When the police investigate a crime, they have to operate within the parameters of state and federal laws. Whether it is your home or a hotel room, the police have procedures to follow when searching your personal space.
The Fourth Amendment protects you against searches without a warrant. It also disallows any evidence the police may obtain in an illegal search from becoming evidence against you. Even if you are in a hotel room, the police do not have the right to violate this vital civil right.
Does consent from an employee count?
There are specific legal means that hotel operators and employees operate within. An employee cannot enter or give access to your room without a warrant. If the police gain access to your room via a hotel employee, anything they find due to the trespass may not hold up in court. The only time a hotel employee may access your room without your permission is if they believe you vacated it. The same standard holds for police without a warrant.
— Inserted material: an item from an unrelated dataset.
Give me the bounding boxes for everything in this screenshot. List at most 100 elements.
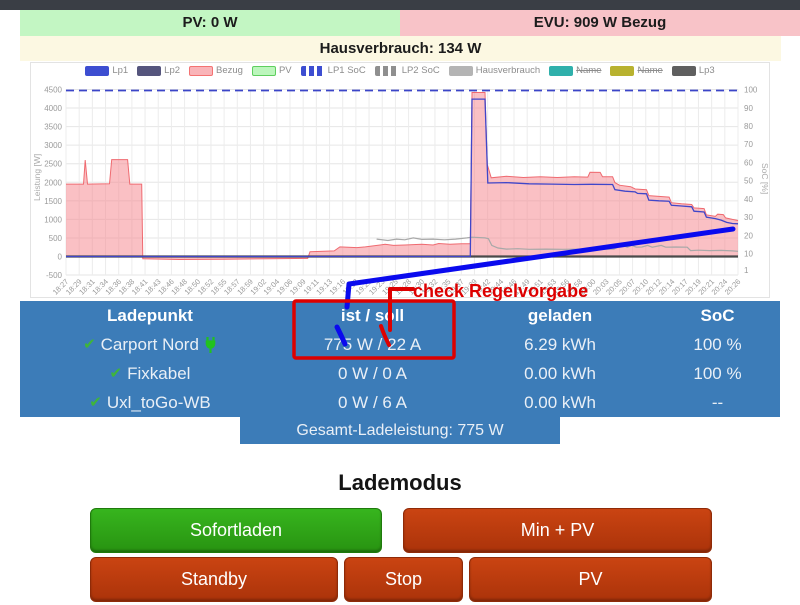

What are exigent circumstances?
Sometimes, the police gain entry into a residence or hotel room by citing exigent circumstances. This means that they entered the space because they believed someone inside was in danger. Usually, the police must hear or see something that gives them access under these emergency conditions. During a sweep of the room, they may collect evidence that is in plain sight. However, if no emergency existed to justify the entry, they may wait for a warrant and bar you from the room.
Paying for a hotel room gives you the right to expect privacy. As such, the police should obtain a warrant to search it, as they do for your home, workplace or vehicle.